MechE_ |
Succeeding on a Saving Throw: A creature that successfully saves against a spell that has no obvious physical effects feels a hostile force or a tingle, but cannot deduce the exact nature of the attack. Likewise, if a creature's saving throw succeeds against a targeted spell, you sense that the spell has failed. You do not sense when creatures succeed on saves against effect and area spells.
Source: http://paizo.com/pathfinderRPG/prd/magic.html
I believe that a good a rule of thumb is this - if it targets individual creatures, you know if they make the save or not (even if it targets 3 individual creatures) but if it targets an area (and creatures just happen to be in that area), you do not know (innately as part of the spell) if they make their save or not.
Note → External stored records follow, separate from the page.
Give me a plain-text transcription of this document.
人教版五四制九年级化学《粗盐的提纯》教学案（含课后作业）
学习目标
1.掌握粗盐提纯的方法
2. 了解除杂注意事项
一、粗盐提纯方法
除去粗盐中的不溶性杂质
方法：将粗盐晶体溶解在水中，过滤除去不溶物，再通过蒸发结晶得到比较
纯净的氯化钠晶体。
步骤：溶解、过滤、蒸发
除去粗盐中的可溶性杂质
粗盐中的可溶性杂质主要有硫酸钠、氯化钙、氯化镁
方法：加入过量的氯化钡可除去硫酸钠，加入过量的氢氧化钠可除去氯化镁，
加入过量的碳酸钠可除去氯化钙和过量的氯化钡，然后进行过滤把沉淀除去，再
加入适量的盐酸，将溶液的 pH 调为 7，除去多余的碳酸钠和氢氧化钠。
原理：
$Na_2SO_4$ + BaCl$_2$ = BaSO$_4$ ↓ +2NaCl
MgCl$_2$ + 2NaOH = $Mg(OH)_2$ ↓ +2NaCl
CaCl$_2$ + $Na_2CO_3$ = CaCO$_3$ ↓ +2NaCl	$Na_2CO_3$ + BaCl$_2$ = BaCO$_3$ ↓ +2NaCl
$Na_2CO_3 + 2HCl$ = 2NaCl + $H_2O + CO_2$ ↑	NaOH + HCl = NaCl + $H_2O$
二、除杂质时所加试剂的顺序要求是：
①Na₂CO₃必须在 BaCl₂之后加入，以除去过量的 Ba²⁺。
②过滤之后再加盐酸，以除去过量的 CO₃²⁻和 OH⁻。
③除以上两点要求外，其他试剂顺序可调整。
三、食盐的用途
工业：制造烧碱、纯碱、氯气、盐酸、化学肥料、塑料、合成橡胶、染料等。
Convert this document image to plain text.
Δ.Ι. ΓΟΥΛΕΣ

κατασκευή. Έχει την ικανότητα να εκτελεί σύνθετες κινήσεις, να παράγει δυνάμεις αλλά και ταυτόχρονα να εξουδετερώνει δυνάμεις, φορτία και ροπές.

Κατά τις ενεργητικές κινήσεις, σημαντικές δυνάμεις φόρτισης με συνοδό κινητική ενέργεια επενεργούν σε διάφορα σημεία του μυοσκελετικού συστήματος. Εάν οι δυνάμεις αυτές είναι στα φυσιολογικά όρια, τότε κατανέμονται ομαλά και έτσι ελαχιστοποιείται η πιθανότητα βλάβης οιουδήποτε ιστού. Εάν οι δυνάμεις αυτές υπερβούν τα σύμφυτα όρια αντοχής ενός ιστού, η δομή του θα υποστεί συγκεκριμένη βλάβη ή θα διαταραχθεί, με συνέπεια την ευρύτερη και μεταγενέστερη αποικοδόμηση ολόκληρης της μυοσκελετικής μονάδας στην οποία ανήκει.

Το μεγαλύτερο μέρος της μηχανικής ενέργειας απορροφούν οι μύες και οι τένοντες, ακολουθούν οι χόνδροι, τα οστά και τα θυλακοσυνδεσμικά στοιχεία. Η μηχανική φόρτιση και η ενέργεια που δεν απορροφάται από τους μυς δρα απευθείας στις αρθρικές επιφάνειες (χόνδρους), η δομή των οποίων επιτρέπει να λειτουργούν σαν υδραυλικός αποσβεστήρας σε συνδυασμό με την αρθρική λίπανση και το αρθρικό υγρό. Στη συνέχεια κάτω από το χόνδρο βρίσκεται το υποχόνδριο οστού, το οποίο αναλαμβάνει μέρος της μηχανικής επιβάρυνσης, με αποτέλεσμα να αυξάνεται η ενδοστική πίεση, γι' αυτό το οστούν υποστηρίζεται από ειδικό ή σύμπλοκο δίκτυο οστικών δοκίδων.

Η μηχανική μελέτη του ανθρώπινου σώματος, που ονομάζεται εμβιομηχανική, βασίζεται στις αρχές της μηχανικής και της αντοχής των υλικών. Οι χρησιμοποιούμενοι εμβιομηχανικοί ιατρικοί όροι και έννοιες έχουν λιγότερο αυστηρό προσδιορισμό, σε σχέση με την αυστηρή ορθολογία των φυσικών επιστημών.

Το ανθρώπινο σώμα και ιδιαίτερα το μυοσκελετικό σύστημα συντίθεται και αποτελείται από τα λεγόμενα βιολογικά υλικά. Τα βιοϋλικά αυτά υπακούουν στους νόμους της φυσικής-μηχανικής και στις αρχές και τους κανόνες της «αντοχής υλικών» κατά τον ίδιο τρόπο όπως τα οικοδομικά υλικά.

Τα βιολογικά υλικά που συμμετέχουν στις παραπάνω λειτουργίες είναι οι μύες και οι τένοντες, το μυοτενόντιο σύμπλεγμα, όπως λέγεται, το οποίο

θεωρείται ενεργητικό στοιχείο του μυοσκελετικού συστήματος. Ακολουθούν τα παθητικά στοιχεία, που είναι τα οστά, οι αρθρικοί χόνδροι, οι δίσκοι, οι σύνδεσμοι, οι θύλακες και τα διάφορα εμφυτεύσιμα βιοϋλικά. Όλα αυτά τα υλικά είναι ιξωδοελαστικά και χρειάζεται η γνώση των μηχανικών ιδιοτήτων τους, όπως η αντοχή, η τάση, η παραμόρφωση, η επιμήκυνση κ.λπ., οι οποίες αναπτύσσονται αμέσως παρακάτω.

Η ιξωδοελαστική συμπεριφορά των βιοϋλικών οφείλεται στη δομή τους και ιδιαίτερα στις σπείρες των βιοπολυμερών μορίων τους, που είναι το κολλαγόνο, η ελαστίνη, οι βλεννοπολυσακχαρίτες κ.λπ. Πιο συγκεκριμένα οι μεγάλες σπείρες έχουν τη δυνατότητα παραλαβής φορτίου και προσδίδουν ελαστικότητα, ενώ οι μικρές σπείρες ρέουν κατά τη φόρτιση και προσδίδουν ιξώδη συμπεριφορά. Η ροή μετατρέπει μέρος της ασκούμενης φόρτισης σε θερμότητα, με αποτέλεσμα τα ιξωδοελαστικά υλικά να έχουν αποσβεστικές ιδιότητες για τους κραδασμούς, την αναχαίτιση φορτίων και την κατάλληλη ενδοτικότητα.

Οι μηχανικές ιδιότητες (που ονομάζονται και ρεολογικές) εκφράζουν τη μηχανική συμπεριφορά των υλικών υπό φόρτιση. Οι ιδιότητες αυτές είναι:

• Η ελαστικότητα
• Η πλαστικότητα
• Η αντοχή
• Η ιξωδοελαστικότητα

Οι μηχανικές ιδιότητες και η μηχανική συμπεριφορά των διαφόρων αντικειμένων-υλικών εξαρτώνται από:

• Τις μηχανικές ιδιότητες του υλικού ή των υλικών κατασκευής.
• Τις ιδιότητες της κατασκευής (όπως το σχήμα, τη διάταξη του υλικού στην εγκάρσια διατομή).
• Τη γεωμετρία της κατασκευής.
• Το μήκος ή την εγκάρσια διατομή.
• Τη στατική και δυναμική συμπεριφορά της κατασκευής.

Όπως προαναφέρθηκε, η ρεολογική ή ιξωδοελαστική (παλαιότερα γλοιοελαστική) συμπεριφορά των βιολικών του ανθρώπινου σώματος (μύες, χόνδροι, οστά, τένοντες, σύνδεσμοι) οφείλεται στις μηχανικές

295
In the past (and let me make it completely clear that this is just a quick house rule that I use) I have allowed players a perception check to notice what amount of damage the subject of their fireball took. (DC of the Perception check = DC of the save against the fireball. This can, of course, be modified however you wish - I usually add 10 to the DC if it's a reflex based save and the target has evasion.
mplindustries |
The intent (as seen by flipping saves to attack rolls in 4e) was for the controller of the effect to know whether or not the target saved.
However, there is no explicit rule and every GM handles things differently. I think most allow open flow of information (whether spells worked, enemy's ACs, etc), but not by a wide margin.
Oladon |
Combining the saving throw text (given above by MechE) with the text of the Master Spy's "Fool Casting (Su)" ability, it seems pretty clear that casters normally know whether or not a (targeted) spell succeeded.